[i]”…but man he made to serve him, wittily, in the tangle of His mind.”
Robert Bolt, A Man for all Seasons [/i]
There is scientific evidence that objects on the mesoscopic scale (meaning sizes ranging from a few nanometers to a tenth of a micron) tend to be self-organizing when arranged in groups of two to three orders of magnitude. Inanimate particles begin to organize themselves into patterns that seem to respond to their surroundings in ways similar to life forms.
The driving force behind this tendency toward self-organization appears to be a combination of phenomena that scientists term “frustration” and “funneling.”

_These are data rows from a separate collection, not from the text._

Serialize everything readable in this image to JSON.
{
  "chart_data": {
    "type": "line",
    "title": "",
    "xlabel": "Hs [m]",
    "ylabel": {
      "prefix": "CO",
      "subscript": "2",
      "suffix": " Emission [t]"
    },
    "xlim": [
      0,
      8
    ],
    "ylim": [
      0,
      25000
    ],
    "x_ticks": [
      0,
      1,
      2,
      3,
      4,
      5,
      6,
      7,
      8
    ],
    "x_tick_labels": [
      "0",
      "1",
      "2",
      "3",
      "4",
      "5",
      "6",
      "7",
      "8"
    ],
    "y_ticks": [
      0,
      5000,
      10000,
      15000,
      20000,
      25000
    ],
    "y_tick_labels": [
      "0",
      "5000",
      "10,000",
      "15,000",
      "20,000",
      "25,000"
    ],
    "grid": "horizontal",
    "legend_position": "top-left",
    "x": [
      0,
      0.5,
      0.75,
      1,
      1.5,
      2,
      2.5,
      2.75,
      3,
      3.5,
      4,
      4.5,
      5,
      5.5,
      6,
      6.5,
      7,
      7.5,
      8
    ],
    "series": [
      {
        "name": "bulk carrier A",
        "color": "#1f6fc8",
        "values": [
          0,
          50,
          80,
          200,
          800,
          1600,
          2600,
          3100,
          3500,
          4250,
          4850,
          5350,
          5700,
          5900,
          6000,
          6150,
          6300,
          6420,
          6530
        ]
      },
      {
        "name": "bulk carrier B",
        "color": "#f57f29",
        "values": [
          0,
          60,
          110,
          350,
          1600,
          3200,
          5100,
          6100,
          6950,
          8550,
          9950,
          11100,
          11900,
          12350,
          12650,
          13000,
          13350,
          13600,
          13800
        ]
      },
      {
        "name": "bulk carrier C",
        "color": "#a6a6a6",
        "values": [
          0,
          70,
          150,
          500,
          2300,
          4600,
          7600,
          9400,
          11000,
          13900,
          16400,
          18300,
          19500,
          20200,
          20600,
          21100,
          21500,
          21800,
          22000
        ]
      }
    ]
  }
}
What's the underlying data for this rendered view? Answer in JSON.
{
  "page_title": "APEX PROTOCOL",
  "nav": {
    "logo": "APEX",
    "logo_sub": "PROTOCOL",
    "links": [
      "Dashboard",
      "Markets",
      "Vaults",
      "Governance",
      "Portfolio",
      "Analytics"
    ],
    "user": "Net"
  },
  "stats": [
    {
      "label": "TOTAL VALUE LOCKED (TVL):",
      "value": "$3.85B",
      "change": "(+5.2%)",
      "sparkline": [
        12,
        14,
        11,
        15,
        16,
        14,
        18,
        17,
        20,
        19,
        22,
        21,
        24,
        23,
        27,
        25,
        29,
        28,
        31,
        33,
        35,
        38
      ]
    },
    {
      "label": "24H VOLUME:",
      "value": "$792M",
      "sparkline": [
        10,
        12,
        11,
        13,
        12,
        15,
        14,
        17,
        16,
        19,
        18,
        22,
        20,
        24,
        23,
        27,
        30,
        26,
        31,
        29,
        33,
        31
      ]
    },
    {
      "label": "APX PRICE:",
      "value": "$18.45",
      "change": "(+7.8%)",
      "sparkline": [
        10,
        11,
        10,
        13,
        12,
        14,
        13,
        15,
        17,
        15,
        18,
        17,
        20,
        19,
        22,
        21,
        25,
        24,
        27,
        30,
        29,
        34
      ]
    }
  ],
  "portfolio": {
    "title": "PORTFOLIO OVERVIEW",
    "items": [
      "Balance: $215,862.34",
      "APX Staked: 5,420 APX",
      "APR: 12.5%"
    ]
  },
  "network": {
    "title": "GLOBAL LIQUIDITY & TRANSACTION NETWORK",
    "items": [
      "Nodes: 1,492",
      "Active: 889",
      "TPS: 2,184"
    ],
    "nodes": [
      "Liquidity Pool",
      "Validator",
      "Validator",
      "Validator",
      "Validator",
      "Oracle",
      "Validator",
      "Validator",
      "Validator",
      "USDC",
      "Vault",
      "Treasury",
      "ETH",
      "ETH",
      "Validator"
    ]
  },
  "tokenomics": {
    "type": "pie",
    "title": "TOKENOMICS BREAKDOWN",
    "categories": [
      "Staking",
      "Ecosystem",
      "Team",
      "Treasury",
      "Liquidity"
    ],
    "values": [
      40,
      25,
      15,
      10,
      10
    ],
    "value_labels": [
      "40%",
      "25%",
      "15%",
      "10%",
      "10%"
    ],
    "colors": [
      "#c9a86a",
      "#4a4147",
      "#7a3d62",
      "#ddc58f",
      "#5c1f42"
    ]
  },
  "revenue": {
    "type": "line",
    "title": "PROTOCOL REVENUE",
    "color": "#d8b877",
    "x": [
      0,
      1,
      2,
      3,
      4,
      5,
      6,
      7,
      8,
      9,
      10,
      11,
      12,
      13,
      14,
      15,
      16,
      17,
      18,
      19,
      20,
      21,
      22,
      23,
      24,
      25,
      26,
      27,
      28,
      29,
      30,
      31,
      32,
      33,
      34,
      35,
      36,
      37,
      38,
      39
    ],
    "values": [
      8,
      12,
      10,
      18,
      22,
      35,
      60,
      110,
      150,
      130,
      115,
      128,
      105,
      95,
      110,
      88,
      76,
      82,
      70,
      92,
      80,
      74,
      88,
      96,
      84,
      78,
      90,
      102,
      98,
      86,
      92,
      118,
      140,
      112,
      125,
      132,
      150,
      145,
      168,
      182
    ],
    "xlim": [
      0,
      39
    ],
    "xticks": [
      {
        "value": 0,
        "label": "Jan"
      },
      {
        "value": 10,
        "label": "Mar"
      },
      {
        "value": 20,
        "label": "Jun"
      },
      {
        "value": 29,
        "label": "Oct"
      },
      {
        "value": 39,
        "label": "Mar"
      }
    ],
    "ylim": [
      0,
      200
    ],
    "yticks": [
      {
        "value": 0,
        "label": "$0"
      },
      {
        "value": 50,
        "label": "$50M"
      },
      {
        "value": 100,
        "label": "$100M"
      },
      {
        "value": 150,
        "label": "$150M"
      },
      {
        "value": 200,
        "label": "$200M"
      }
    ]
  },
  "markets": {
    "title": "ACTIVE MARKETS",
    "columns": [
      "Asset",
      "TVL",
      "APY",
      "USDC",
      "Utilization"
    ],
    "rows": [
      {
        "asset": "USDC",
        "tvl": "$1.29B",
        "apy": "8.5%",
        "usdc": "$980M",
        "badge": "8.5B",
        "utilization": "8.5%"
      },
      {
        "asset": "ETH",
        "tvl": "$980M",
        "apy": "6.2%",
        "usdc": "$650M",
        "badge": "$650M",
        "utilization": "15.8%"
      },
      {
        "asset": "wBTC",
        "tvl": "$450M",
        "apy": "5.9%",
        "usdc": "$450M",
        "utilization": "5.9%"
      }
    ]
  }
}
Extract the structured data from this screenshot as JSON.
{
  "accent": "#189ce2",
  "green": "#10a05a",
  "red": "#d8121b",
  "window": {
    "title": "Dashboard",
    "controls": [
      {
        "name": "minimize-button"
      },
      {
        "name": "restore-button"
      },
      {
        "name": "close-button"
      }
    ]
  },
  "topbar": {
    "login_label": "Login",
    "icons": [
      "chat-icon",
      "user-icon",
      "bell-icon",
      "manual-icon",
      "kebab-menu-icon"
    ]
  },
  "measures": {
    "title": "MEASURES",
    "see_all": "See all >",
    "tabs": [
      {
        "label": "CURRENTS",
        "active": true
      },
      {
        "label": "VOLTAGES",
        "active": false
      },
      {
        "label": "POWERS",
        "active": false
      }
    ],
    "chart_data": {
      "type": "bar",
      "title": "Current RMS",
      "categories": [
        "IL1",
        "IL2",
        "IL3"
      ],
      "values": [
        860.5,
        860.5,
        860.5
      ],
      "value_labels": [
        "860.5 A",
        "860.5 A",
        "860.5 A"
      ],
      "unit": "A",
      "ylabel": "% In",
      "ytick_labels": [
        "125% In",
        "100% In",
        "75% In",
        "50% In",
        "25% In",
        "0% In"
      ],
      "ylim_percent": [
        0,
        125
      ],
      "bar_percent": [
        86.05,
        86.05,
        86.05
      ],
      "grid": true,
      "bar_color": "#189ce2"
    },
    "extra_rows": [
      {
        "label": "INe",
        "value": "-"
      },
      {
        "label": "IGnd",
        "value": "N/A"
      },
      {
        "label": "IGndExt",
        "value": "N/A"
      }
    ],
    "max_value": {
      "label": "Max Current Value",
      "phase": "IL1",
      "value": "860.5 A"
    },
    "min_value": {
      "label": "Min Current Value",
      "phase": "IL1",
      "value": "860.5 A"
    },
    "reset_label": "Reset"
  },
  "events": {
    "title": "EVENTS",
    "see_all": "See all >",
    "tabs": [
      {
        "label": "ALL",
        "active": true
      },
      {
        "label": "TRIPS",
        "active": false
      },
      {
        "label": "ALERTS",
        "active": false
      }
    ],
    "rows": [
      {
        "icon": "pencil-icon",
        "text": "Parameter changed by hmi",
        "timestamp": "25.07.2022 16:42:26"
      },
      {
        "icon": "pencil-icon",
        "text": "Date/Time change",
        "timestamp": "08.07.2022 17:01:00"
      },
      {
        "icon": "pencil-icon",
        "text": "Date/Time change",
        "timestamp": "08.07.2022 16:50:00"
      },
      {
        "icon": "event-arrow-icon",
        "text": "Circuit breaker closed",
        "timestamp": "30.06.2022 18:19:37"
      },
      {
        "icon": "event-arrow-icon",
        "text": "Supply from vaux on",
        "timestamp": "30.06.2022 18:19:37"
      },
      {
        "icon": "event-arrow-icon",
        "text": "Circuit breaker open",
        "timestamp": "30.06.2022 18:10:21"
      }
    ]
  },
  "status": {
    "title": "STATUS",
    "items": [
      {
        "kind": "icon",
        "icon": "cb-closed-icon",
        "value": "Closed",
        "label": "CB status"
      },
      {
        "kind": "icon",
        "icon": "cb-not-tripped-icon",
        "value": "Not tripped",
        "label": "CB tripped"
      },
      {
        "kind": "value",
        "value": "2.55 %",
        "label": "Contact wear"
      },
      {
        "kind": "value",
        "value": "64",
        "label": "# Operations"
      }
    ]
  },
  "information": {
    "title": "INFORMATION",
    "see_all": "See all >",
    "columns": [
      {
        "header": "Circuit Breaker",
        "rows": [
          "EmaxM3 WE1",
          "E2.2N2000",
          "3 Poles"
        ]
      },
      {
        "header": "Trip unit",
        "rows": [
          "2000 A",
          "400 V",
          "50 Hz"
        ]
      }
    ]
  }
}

Frustration arises when systems contain components that compete against each other in two or more different ways, often with simultaneous attraction and repulsion. Such competition can force aggregates of matter into patterns that develop in unstable ways, and which, under the right conditions, suddenly materialize into a stable, low-energy state with new properties. The random competing processes of the frustration principle forces the system into the lowest energy state, much like a funnel directs water downward through its spout, which accounts for the term “funneling.”
An example of self-organizing, multiple-competing systems is a phospholipid cluster, which, in water solution, arranges itself into two layers, with the water soluble tails directed outward and the fat soluble heads directed inward. We call these clusters detergents.
Another example is an experiment for the reader to try. Dump a bunch of #7-1/2 or #8 steel bird shot in a single layer in a petri dish and place the dish on a rotating magnetic stirrer. Record what happens, then report the results on this forum.
You may be asking yourself what in the world does all this have to do with a literary web site.
It turns out that it may be possible to design an entirely artificial system that exhibits the adaptive behavior of living things. In fact, we may have already done so! The organizing principles that give matter emergent properties may not be limited to physical matter. They may apply to any complex and random system that emulates the mesoscopic environment.
The most enormously complex, most random, richest – and fastest growing – environment ever devised by man is right in front of us – the Web.
We can only conclude what we already know: Burning Word is coming alive!